L'offre au sud du pays est suffisante dans le segment inférieur, où des problèmes de qualité du bâti existant frappent de nombreux foyers. Dans le segment supérieur en revanche, les prix augmentent en raison de la demande pour de meilleurs logements de la part d'acquéreurs disposant de ressources suffisantes, a expliqué au quotidien économique Gaëtan Hannecart, CEO de Matexi, l'un des plus grands constructeurs de logements du pays.

En Wallonie, l'augmentation du prix moyen d'un appartement (+ 25%, de 115.000 à 144.000 euros sur huit ans) reste comparable à celle enregistrée en Flandre. Mais au nord du pays, les montants négociés sont passés de 150.000 à 185.000 euros.

Mais alors que les prix wallons les plus bas ont augmenté de 21% (stagnant toujours autour de 72.500 euros hors frais), sur le segment des 10% des biens les plus chers, la hausse atteint 25% en moyenne, pour franchir la barre des 250.000 euros hors frais.

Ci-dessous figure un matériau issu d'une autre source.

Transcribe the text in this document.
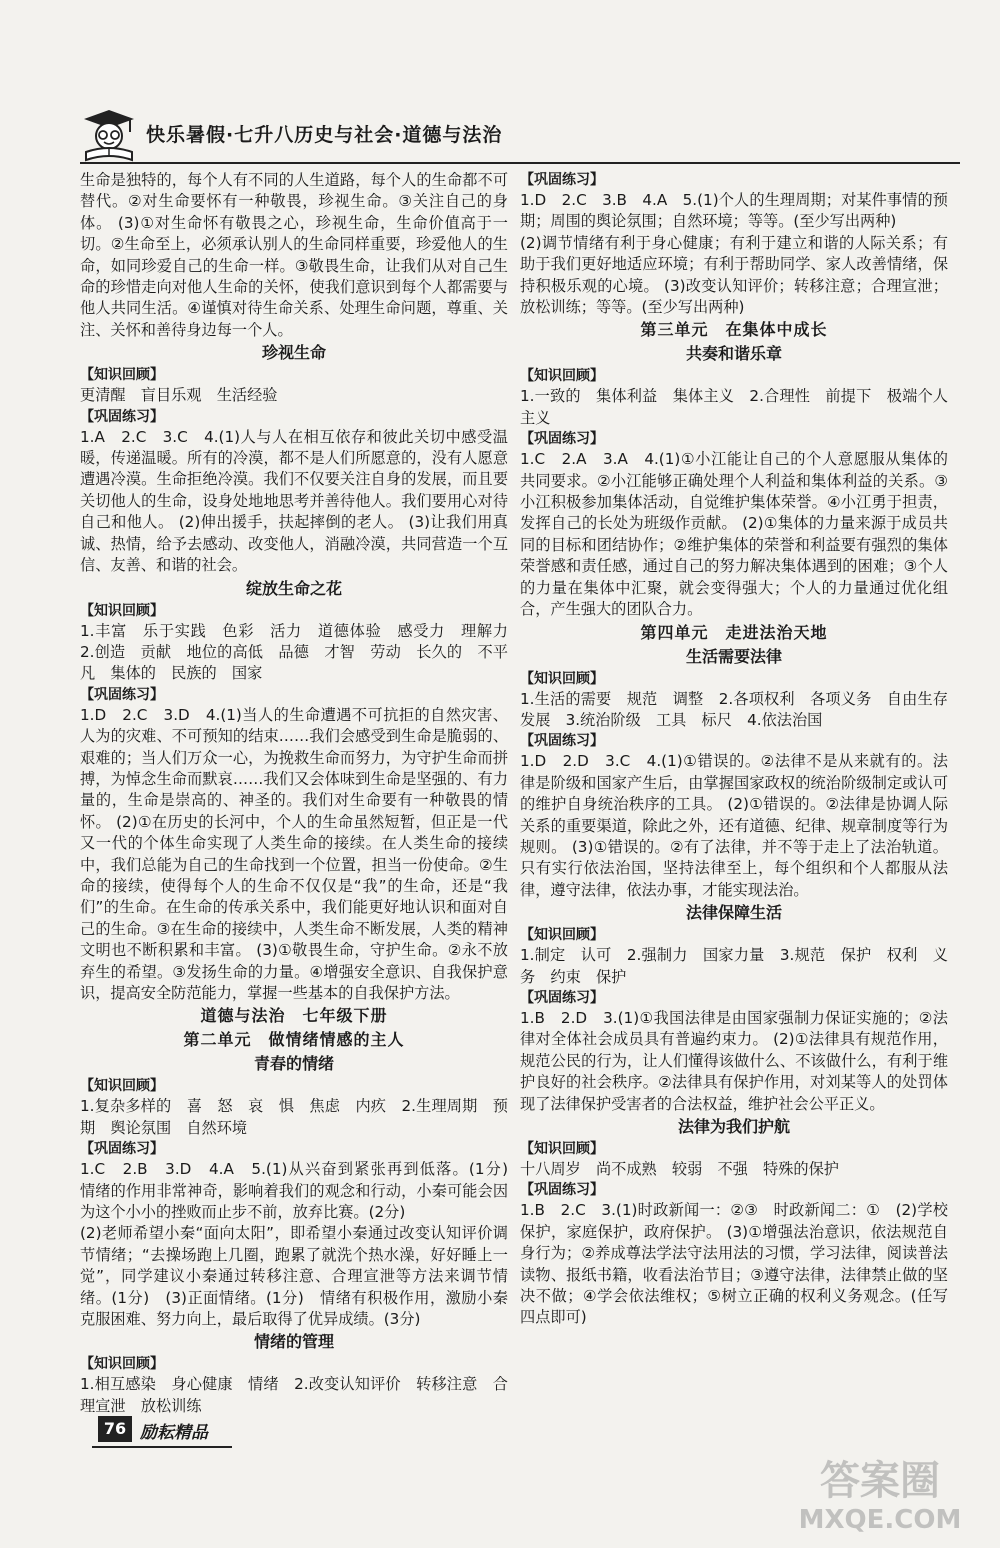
快乐暑假·七升八历史与社会·道德与法治

生命是独特的，每个人有不同的人生道路，每个人的生命都不可替代。②对生命要怀有一种敬畏，珍视生命。③关注自己的身体。 (3)①对生命怀有敬畏之心，珍视生命，生命价值高于一切。②生命至上，必须承认别人的生命同样重要，珍爱他人的生命，如同珍爱自己的生命一样。③敬畏生命，让我们从对自己生命的珍惜走向对他人生命的关怀，使我们意识到每个人都需要与他人共同生活。④谨慎对待生命关系、处理生命问题，尊重、关注、关怀和善待身边每一个人。

珍视生命

【知识回顾】

更清醒　盲目乐观　生活经验

【巩固练习】

1.A　2.C　3.C　4.(1)人与人在相互依存和彼此关切中感受温暖，传递温暖。所有的冷漠，都不是人们所愿意的，没有人愿意遭遇冷漠。生命拒绝冷漠。我们不仅要关注自身的发展，而且要关切他人的生命，设身处地地思考并善待他人。我们要用心对待自己和他人。 (2)伸出援手，扶起摔倒的老人。 (3)让我们用真诚、热情，给予去感动、改变他人，消融冷漠，共同营造一个互信、友善、和谐的社会。

绽放生命之花

【知识回顾】

1.丰富　乐于实践　色彩　活力　道德体验　感受力　理解力　2.创造　贡献　地位的高低　品德　才智　劳动　长久的　不平凡　集体的　民族的　国家

【巩固练习】

1.D　2.C　3.D　4.(1)当人的生命遭遇不可抗拒的自然灾害、人为的灾难、不可预知的结束……我们会感受到生命是脆弱的、艰难的；当人们万众一心，为挽救生命而努力，为守护生命而拼搏，为悼念生命而默哀……我们又会体味到生命是坚强的、有力量的，生命是崇高的、神圣的。我们对生命要有一种敬畏的情怀。 (2)①在历史的长河中，个人的生命虽然短暂，但正是一代又一代的个体生命实现了人类生命的接续。在人类生命的接续中，我们总能为自己的生命找到一个位置，担当一份使命。②生命的接续，使得每个人的生命不仅仅是“我”的生命，还是“我们”的生命。在生命的传承关系中，我们能更好地认识和面对自己的生命。③在生命的接续中，人类生命不断发展，人类的精神文明也不断积累和丰富。 (3)①敬畏生命，守护生命。②永不放弃生的希望。③发扬生命的力量。④增强安全意识、自我保护意识，提高安全防范能力，掌握一些基本的自我保护方法。

道德与法治　七年级下册

第二单元　做情绪情感的主人

青春的情绪

【知识回顾】

1.复杂多样的　喜　怒　哀　惧　焦虑　内疚　2.生理周期　预期　舆论氛围　自然环境

【巩固练习】

1.C　2.B　3.D　4.A　5.(1)从兴奋到紧张再到低落。(1分)　情绪的作用非常神奇，影响着我们的观念和行动，小秦可能会因为这个小小的挫败而止步不前，放弃比赛。(2分)

(2)老师希望小秦“面向太阳”，即希望小秦通过改变认知评价调节情绪；“去操场跑上几圈，跑累了就洗个热水澡，好好睡上一觉”，同学建议小秦通过转移注意、合理宣泄等方法来调节情绪。(1分)　(3)正面情绪。(1分)　情绪有积极作用，激励小秦克服困难、努力向上，最后取得了优异成绩。(3分)

情绪的管理

【知识回顾】

1.相互感染　身心健康　情绪　2.改变认知评价　转移注意　合理宣泄　放松训练

【巩固练习】

1.D　2.C　3.B　4.A　5.(1)个人的生理周期；对某件事情的预期；周围的舆论氛围；自然环境；等等。(至少写出两种)

(2)调节情绪有利于身心健康；有利于建立和谐的人际关系；有助于我们更好地适应环境；有利于帮助同学、家人改善情绪，保持积极乐观的心境。 (3)改变认知评价；转移注意；合理宣泄；放松训练；等等。(至少写出两种)

第三单元　在集体中成长

共奏和谐乐章

【知识回顾】

1.一致的　集体利益　集体主义　2.合理性　前提下　极端个人主义

【巩固练习】

1.C　2.A　3.A　4.(1)①小江能让自己的个人意愿服从集体的共同要求。②小江能够正确处理个人利益和集体利益的关系。③小江积极参加集体活动，自觉维护集体荣誉。④小江勇于担责，发挥自己的长处为班级作贡献。 (2)①集体的力量来源于成员共同的目标和团结协作；②维护集体的荣誉和利益要有强烈的集体荣誉感和责任感，通过自己的努力解决集体遇到的困难；③个人的力量在集体中汇聚，就会变得强大；个人的力量通过优化组合，产生强大的团队合力。

第四单元　走进法治天地

生活需要法律

【知识回顾】

1.生活的需要　规范　调整　2.各项权利　各项义务　自由生存　发展　3.统治阶级　工具　标尺　4.依法治国

【巩固练习】

1.D　2.D　3.C　4.(1)①错误的。②法律不是从来就有的。法律是阶级和国家产生后，由掌握国家政权的统治阶级制定或认可的维护自身统治秩序的工具。 (2)①错误的。②法律是协调人际关系的重要渠道，除此之外，还有道德、纪律、规章制度等行为规则。 (3)①错误的。②有了法律，并不等于走上了法治轨道。只有实行依法治国，坚持法律至上，每个组织和个人都服从法律，遵守法律，依法办事，才能实现法治。

法律保障生活

【知识回顾】

1.制定　认可　2.强制力　国家力量　3.规范　保护　权利　义务　约束　保护

【巩固练习】

1.B　2.D　3.(1)①我国法律是由国家强制力保证实施的；②法律对全体社会成员具有普遍约束力。 (2)①法律具有规范作用，规范公民的行为，让人们懂得该做什么、不该做什么，有利于维护良好的社会秩序。②法律具有保护作用，对刘某等人的处罚体现了法律保护受害者的合法权益，维护社会公平正义。

法律为我们护航

【知识回顾】

十八周岁　尚不成熟　较弱　不强　特殊的保护

【巩固练习】

1.B　2.C　3.(1)时政新闻一：②③　时政新闻二：①　(2)学校保护，家庭保护，政府保护。 (3)①增强法治意识，依法规范自身行为；②养成尊法学法守法用法的习惯，学习法律，阅读普法读物、报纸书籍，收看法治节目；③遵守法律，法律禁止做的坚决不做；④学会依法维权；⑤树立正确的权利义务观念。(任写四点即可)

76 励耘精品
答案圈
MXQE.COM
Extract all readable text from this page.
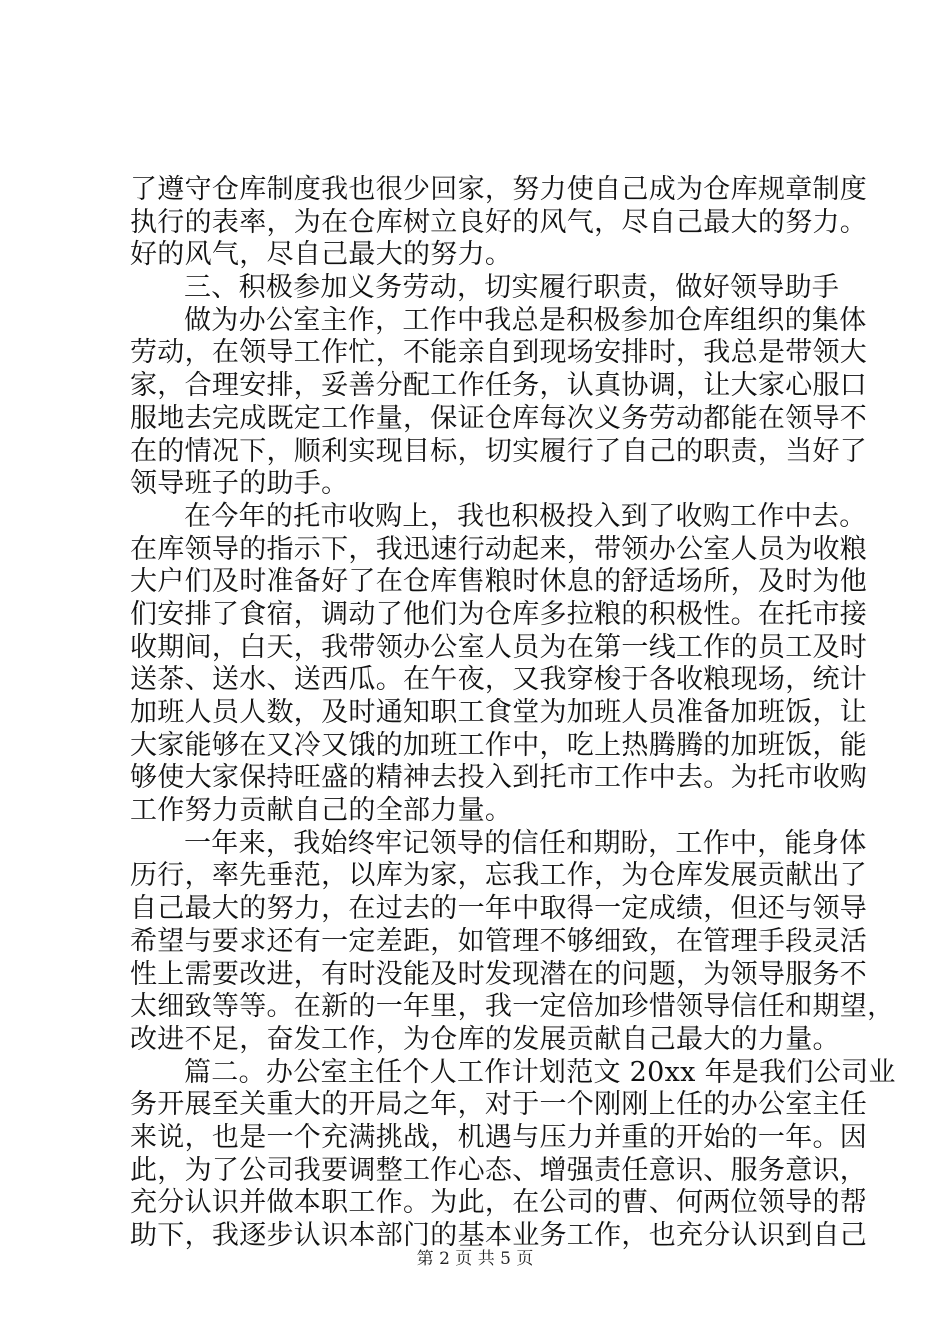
了遵守仓库制度我也很少回家，努力使自己成为仓库规章制度
执行的表率，为在仓库树立良好的风气，尽自己最大的努力。
好的风气，尽自己最大的努力。
三、积极参加义务劳动，切实履行职责，做好领导助手
做为办公室主作，工作中我总是积极参加仓库组织的集体
劳动，在领导工作忙，不能亲自到现场安排时，我总是带领大
家，合理安排，妥善分配工作任务，认真协调，让大家心服口
服地去完成既定工作量，保证仓库每次义务劳动都能在领导不
在的情况下，顺利实现目标，切实履行了自己的职责，当好了
领导班子的助手。
在今年的托市收购上，我也积极投入到了收购工作中去。
在库领导的指示下，我迅速行动起来，带领办公室人员为收粮
大户们及时准备好了在仓库售粮时休息的舒适场所，及时为他
们安排了食宿，调动了他们为仓库多拉粮的积极性。在托市接
收期间，白天，我带领办公室人员为在第一线工作的员工及时
送茶、送水、送西瓜。在午夜，又我穿梭于各收粮现场，统计
加班人员人数，及时通知职工食堂为加班人员准备加班饭，让
大家能够在又冷又饿的加班工作中，吃上热腾腾的加班饭，能
够使大家保持旺盛的精神去投入到托市工作中去。为托市收购
工作努力贡献自己的全部力量。
一年来，我始终牢记领导的信任和期盼，工作中，能身体
历行，率先垂范，以库为家，忘我工作，为仓库发展贡献出了
自己最大的努力，在过去的一年中取得一定成绩，但还与领导
希望与要求还有一定差距，如管理不够细致，在管理手段灵活
性上需要改进，有时没能及时发现潜在的问题，为领导服务不
太细致等等。在新的一年里，我一定倍加珍惜领导信任和期望，
改进不足，奋发工作，为仓库的发展贡献自己最大的力量。
篇二。办公室主任个人工作计划范文 20xx 年是我们公司业
务开展至关重大的开局之年，对于一个刚刚上任的办公室主任
来说，也是一个充满挑战，机遇与压力并重的开始的一年。因
此，为了公司我要调整工作心态、增强责任意识、服务意识，
充分认识并做本职工作。为此，在公司的曹、何两位领导的帮
助下，我逐步认识本部门的基本业务工作，也充分认识到自己
第 2 页 共 5 页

Même constat du côté des maisons, dont le prix moyen a augmenté de 16% pour atteindre 162.000 euros. La hausse atteint 20% sur le segment le plus cher (327.000 euros) alors qu'elle ne dépasse pas 7% pour les moins chères.

Les prix des maisons varient également fortement selon les régions, à 260.000 euros en moyenne (+37%) à Liège, 380.000 euros à Namur (+20%) et 197.000 euros à Charleroi (+16%). Quant aux appartements, les plus fortes progressions concernent Tournai (+41% à 265.000 euros) et Namur (+32% à 270.000 euros), et les plus faibles Charleroi (+5% à 152.000 euros) et Mons (+4% à 192.000 euros).

À Bruxelles, la hausse des prix des appartements dans le segment inférieur a suivi le rythme de la hausse du prix moyen (+24%), pour se négocier autour de 200.000 euros hors frais. L'appartement de standing a relativement le moins augmenté (+20% à 375.000 euros). Pour les maisons, la hausse dans le segment bon marché (+15%) est moins marquée que sur le haut de gamme (+17% à 800.000 euros hors frais).